The two most salient features of COVID-19 are its high infectivity, and its lethality for a significant human subpopulation. The lethal pathologies include 1) amplified forms of inflammation (Acute Respiratory Distress Syndrome (ARDS), cytokine storms, septic shock) and 2) dysregulated forms of coagulation (severe blood clots that lead to cardiac events, multi system inflammatory syndrome in children (MIS-C)). At present, it is not clear how these outcomes are induced. By combining machine learning, synchrotron structural studies, computer simulations, in vitro cell based experiments, in vivo mouse experiments, and analysis of human COVID patient samples, we show how immune processing of SARS-CoV-2 can potentially precipitate these outcomes, via a novel form of biomimicry that results in grossly distorted immune responses, coagulation pathologies, and suppression of type I interferon-based antiviral defenses, whereas that of other non-pandemic coronaviruses cannot.

About the Speaker
Dr.
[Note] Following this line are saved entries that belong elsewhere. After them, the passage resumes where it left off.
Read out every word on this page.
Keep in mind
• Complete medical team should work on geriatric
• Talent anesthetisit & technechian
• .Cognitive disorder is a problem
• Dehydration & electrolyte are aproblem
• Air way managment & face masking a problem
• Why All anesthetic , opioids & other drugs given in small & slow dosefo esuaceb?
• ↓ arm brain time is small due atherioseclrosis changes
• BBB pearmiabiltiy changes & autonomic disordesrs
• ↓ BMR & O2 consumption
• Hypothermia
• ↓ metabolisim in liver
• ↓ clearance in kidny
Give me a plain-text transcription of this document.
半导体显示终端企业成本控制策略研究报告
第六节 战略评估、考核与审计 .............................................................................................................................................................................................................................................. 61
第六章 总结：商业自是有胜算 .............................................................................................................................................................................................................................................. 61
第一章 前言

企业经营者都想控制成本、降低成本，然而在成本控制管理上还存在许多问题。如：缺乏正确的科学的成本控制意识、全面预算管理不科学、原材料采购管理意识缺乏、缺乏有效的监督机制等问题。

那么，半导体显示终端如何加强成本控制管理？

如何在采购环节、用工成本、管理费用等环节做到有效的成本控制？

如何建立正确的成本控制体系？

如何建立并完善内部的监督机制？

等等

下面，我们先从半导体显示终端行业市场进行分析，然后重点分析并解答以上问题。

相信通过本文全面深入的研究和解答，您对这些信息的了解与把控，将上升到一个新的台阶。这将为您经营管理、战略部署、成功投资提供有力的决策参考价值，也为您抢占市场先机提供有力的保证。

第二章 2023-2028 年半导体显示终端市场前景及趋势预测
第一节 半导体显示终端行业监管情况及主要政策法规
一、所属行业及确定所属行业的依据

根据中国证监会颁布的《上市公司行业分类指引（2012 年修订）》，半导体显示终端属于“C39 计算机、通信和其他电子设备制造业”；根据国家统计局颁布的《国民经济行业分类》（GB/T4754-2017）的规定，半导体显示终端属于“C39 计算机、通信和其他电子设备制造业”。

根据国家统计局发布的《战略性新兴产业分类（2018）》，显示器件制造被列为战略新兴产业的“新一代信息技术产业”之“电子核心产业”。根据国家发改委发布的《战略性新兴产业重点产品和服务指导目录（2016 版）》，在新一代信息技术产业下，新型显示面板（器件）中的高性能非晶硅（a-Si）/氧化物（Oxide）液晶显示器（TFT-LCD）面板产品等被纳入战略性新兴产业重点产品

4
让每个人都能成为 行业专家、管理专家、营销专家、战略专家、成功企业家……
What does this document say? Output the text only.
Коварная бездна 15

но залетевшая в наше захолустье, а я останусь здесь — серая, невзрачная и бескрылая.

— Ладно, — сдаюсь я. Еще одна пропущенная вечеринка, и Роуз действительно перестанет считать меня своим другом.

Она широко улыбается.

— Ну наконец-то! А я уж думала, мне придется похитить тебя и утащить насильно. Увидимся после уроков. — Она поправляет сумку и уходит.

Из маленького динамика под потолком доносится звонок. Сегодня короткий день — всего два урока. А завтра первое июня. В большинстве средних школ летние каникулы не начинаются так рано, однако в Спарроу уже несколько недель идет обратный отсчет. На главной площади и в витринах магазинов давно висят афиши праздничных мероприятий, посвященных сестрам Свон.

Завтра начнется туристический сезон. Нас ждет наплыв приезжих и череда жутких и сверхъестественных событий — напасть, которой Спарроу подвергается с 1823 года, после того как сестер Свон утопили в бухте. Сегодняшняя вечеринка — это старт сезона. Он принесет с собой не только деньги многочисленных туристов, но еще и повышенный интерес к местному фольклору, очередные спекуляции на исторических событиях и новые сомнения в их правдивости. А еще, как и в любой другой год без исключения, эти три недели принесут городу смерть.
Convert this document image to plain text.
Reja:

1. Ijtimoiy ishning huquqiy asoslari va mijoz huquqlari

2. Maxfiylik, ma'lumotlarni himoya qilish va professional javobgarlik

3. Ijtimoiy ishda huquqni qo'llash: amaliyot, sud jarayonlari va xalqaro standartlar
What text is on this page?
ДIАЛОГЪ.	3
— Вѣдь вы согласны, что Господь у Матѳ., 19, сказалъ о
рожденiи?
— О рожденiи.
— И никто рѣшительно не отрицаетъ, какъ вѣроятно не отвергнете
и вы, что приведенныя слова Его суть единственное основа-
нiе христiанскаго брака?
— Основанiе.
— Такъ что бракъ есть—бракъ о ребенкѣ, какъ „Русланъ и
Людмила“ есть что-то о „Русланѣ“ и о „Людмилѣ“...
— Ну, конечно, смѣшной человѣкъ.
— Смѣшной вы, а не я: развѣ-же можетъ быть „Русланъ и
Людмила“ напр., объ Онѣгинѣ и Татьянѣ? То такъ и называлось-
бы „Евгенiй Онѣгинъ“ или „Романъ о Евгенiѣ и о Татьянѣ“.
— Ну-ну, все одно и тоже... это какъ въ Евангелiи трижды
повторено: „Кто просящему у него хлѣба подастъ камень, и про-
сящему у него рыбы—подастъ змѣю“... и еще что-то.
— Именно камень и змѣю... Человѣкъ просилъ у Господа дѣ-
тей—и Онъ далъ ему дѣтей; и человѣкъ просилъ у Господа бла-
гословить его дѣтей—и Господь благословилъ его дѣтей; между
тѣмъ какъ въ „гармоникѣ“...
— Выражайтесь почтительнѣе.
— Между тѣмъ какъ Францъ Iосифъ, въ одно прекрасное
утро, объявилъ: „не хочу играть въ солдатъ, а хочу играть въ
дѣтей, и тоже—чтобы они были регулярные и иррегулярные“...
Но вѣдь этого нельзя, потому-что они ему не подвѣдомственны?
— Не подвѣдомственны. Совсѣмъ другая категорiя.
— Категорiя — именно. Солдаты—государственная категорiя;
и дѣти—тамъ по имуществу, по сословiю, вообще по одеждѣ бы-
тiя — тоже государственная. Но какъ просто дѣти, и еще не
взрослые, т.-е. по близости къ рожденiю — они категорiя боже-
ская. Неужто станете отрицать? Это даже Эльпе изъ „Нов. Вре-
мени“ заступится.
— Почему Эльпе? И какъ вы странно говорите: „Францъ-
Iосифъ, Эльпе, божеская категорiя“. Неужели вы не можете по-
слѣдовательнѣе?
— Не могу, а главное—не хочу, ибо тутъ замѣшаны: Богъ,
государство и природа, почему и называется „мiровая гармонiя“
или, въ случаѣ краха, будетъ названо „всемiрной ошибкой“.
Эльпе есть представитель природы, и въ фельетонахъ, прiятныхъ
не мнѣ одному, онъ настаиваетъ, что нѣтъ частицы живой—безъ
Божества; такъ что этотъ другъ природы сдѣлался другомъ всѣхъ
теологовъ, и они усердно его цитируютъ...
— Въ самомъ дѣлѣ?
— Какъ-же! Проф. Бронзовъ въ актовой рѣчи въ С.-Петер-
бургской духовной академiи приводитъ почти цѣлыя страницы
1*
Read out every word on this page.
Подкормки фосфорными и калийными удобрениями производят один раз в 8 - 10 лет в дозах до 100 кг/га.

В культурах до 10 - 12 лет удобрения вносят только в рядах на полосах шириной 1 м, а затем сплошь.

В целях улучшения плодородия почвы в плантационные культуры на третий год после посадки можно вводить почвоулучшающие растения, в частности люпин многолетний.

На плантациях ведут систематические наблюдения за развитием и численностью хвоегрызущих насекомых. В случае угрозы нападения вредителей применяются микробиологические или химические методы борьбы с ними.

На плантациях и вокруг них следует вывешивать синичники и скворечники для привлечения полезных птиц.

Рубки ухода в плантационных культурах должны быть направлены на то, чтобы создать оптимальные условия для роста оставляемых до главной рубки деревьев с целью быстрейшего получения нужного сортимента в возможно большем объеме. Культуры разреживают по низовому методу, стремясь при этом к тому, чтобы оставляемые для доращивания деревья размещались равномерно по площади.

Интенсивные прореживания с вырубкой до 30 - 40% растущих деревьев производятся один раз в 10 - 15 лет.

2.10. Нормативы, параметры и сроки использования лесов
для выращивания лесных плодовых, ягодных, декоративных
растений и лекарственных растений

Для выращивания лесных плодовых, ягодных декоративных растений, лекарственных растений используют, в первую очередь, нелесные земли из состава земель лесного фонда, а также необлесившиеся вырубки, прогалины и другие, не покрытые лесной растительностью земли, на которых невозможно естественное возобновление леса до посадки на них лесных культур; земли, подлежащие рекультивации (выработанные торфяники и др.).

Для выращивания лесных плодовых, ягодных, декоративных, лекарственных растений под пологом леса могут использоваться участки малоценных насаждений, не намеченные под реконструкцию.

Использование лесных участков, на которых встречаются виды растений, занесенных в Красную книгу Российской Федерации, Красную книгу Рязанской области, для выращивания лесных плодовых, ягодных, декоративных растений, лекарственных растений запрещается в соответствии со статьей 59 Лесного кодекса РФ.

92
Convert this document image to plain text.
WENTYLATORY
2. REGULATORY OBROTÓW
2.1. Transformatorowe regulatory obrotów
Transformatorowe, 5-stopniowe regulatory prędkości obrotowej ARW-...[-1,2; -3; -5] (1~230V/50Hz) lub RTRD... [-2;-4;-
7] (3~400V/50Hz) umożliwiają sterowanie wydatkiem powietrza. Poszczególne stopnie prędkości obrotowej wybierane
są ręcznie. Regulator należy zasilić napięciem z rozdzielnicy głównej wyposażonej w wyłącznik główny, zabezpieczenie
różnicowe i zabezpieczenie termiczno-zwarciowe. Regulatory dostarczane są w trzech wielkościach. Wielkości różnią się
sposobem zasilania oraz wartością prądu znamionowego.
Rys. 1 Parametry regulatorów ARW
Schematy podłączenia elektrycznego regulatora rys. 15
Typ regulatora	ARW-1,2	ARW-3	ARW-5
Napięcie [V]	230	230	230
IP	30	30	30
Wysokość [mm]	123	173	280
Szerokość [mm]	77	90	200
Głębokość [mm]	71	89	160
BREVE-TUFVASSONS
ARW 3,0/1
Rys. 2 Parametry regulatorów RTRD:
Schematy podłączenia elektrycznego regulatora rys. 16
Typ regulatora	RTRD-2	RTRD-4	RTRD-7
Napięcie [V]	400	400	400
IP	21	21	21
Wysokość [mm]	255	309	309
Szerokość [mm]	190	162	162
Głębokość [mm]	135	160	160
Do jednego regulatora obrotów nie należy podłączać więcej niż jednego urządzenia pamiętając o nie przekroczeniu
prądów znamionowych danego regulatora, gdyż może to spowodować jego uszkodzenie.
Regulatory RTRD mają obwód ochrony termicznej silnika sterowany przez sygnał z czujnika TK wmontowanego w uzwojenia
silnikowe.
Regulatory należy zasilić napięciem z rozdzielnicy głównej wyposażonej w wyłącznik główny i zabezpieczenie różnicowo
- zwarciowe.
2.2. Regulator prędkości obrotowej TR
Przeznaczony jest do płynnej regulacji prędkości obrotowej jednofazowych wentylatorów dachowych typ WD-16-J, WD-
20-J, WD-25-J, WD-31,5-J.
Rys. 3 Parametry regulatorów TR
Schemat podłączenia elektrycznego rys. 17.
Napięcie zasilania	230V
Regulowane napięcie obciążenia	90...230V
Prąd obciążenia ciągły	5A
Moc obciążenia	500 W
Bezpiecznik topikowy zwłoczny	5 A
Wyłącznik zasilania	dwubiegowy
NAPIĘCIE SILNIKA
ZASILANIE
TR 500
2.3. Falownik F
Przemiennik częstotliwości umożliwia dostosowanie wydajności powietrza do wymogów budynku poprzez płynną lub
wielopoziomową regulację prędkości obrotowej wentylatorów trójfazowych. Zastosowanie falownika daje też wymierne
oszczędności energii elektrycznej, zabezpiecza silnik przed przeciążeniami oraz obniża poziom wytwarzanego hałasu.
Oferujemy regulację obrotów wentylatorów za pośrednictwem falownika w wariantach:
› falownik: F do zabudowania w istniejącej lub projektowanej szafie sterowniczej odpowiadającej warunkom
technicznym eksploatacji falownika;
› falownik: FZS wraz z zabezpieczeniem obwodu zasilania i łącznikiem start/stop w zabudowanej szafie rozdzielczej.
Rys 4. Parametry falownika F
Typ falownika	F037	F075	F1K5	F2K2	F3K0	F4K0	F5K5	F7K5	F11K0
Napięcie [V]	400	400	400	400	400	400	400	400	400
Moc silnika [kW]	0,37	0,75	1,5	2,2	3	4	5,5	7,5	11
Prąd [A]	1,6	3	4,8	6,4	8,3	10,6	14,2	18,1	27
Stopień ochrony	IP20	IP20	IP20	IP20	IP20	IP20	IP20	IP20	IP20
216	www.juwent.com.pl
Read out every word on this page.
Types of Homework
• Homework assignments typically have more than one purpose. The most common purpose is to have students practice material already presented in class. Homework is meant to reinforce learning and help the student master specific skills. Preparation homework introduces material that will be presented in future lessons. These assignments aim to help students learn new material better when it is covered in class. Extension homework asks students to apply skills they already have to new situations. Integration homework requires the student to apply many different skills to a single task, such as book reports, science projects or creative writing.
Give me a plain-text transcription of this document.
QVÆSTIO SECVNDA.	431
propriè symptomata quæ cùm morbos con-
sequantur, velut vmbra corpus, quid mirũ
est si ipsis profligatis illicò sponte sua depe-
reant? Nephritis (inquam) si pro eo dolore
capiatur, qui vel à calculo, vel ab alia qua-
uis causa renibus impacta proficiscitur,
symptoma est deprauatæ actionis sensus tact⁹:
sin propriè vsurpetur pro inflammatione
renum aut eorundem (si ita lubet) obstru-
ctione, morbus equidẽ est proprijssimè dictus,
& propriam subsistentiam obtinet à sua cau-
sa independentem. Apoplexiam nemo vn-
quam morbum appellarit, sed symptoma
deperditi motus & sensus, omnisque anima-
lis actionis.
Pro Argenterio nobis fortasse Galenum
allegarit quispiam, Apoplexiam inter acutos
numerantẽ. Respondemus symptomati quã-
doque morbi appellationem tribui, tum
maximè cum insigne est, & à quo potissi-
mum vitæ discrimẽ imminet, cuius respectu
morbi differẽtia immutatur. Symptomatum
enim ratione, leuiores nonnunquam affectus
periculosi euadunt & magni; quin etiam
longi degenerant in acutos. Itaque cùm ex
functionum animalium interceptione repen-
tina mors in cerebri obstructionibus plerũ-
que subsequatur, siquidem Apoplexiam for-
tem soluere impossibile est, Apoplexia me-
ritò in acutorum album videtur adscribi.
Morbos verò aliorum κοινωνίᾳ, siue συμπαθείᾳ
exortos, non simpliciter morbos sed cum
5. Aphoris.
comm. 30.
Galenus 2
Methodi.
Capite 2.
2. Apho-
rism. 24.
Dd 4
Gerard C. L. Wong is a Professor in the Department of Bioengineering and Department of Chemistry at UCLA.  Wong received his B.S. and Ph.D. in physics at Caltech and Berkeley.  He joined the Materials Science Department and Physics Department at the University of Illinois at Urbana-Champaign in 2000 and was recruited to UCLA in 2009. His research recognition includes a Beckman Young Investigator Award and an Alfred P Sloan Fellowship. He is a Fellow of the American Physical Society, a Fellow of the American Academy of Microbiology, and a Fellow of the American Institute for Medical and Biological Engineering.